For many years I didn’t understand fully the concept of not giving up and pondered for a long time about my passion for writing. I was twenty-six years old when I started playing the guitar properly. I knew long before this moment that I wanted to learn how to play flamenco music. At that time, I was a poet and thought maybe making music with my poetry is something I can dedicate my future to while I earn a salary to maintain the education and life I had abroad. I thought, “I can’t sustain a life abroad as a poet, I need time to set myself up, how could I balance my life while going for the ultimate passion and how would I know if I should abandon ship?”
I came from a working-class South African mindset. How does the majority of the people live in South Africa? They work so hard and are on survival mode. Seriously, writing as the only career at the age of twenty-one looked bleak to someone who was really passionate to live what seemed like a myth. This is going to sound crazy. The first time a person told me they’re broke, I didn’t believe them. In South Africa, no one pays for your medical care and we’re so used to working as hard as possible to minimize huge risks. This could mean working all your damn life and forgetting to live your dreams. Trust me! I know a lot of people living this way and I’m sure you too know a lot of people living this way. “So how could someone be broke in the United Kingdom, Spain, Italy or Switzerland?” I wondered. The sound of being broke seemed exciting and scary at the same time and when I was broke, oh boy! I didn’t want to ever be there again, not ever again but guess what? I was broke overs and overs again. Ya, Exciting right? Uhm no ☹.
So, when I was learning to play the guitar with Antonia who was playing flamenco since the age of seven and had god knows how many bands and even one while I learnt to play. Antonia was in her fifties. Do you know what crossed my mind then? Wow! Would I be striving as a poet or who knows maybe a musician even at fifty? Be broke even at fifty, I mean do I really want to live like this? No security, no idea what tomorrow will look like and would I have loads of regrets? I didn’t get it. I really didn’t get it until three years later when I started writing and stepping into what I was meant to be i.e. a writer. I started the draft for The South African: True Colours in the year two thousand and nine. This was when I finally got it. The concept of why giving up isn’t an option. The more things that happened after this point on the stronger “Not Giving Up” became.
So, what changed from sitting on the fence with my passion to just going for it all the way?
I got it, I finally got why Antonia continued and why I kept sitting on the fence and even considered abandoning ship and do something that makes me feel unfulfilled but safe.
Are you ready?
Look, I was born passionate, I was born stubborn when it came to my values, I was never a traitor to my values so why am I a traitor to my dreams? Why am I looking to survive? I looked at Gandhi, Mandela, other writers, and even certain people going to University. I looked back at the last twenty-two years of my life and even more. I found this out.
All these people stood for something that mattered and they had a very powerful reason to why they have taken the direction they’ve taken and why turning back was not an option. They saw the end and the end was that they were standing for what was the right thing to do, what they loved doing even though there’s going to be adversities. It is and was the right thing to do. If you want it then that’s the only focus. The one thing they had in common was that they wanted to make a difference in this world even if they are the only one standing up for that cause. These people have faced something that hit their heartstrings on such a level that they’ve cut out the bullshit, became authentic and continued on that path. These people knew that no one knows how it will turn out but that it was what mattered. Self-belief, confidence and their truth
That is when I saw why Antonia never betrayed who she believes she is and will always be irrelevant on what level it’s on, that she is a musician, period and that she is doing what she was born to do.

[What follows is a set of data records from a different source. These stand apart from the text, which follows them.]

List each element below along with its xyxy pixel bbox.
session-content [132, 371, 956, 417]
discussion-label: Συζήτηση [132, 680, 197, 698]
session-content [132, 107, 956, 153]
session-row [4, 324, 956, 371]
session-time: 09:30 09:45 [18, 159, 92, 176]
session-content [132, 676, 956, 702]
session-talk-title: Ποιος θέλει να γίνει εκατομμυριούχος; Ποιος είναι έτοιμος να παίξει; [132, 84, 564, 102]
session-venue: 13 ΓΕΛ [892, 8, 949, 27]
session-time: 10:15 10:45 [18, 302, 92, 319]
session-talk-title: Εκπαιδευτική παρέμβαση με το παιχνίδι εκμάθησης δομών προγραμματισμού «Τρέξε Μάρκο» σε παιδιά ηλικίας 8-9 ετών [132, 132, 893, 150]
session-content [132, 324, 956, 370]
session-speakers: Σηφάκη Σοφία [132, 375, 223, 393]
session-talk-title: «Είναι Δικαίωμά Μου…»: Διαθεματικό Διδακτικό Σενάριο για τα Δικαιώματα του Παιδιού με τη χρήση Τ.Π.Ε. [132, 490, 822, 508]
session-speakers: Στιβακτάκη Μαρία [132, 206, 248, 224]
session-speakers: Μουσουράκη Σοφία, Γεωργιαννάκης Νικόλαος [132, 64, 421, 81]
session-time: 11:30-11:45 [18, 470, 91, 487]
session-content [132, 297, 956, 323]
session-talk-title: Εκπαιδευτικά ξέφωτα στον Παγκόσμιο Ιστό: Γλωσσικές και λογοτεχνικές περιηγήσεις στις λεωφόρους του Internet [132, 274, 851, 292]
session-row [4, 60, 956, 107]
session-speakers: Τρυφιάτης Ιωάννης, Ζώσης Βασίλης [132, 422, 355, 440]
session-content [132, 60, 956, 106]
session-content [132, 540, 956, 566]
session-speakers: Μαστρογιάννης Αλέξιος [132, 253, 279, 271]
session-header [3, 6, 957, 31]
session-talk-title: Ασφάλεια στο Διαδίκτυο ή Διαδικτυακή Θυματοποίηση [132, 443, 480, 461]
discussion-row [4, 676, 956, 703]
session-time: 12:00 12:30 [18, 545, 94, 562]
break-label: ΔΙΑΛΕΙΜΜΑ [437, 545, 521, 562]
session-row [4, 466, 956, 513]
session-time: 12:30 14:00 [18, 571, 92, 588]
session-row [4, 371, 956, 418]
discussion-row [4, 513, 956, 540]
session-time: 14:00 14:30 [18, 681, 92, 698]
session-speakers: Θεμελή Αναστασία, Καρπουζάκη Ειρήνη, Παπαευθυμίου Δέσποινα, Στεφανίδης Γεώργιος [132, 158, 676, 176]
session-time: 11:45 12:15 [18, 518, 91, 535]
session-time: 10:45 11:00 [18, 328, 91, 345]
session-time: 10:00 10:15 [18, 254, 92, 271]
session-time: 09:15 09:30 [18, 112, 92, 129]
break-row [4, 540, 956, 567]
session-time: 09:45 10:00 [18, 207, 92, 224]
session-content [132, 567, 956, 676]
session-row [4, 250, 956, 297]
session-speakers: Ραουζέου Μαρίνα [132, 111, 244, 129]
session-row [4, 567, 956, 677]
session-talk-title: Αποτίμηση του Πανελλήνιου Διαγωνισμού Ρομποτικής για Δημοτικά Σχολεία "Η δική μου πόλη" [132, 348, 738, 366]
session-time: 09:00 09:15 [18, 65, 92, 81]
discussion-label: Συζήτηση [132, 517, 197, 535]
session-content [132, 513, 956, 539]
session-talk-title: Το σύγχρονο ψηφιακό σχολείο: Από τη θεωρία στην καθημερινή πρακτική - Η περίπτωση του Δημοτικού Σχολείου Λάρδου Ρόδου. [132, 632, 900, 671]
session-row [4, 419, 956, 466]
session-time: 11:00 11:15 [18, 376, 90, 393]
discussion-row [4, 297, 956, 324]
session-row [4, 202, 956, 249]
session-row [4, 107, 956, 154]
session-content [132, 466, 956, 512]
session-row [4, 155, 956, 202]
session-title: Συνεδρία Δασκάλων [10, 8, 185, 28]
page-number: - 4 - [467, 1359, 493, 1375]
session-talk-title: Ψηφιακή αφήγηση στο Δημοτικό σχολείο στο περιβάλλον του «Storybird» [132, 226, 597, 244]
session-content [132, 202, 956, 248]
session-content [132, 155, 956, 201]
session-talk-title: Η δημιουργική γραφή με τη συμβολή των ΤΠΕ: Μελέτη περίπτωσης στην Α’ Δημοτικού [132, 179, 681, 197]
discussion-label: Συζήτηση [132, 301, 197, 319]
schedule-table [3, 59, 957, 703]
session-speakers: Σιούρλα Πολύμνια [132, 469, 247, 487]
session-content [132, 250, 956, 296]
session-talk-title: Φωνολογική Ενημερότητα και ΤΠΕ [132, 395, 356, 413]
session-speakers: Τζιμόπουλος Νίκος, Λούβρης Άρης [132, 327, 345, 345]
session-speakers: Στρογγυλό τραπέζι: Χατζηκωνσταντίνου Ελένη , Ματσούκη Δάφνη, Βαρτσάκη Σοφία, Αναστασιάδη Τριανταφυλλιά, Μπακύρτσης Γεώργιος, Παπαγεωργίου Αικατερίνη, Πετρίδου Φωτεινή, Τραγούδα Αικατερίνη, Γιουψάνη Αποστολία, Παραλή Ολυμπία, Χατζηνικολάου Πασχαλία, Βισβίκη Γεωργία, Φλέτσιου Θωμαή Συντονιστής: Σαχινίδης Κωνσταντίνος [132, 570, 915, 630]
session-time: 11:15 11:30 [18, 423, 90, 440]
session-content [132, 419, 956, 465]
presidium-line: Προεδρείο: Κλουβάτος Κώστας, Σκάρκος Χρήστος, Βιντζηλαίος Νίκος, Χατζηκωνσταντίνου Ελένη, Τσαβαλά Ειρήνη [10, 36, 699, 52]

Antonia certainly made a difference to my life when she taught me how to play flamenco guitar for roughly three years. This is a tiny piece behind the reason of me finally writing The South African: True Colours and delivering it to you in one blissful piece.
Never give up, it’s not an option in anything you’re doing because you don’t know what’s round the corner, you don’t know which door will open to take your genius to the world on a more profound level. Hang in there my friend, hang in there.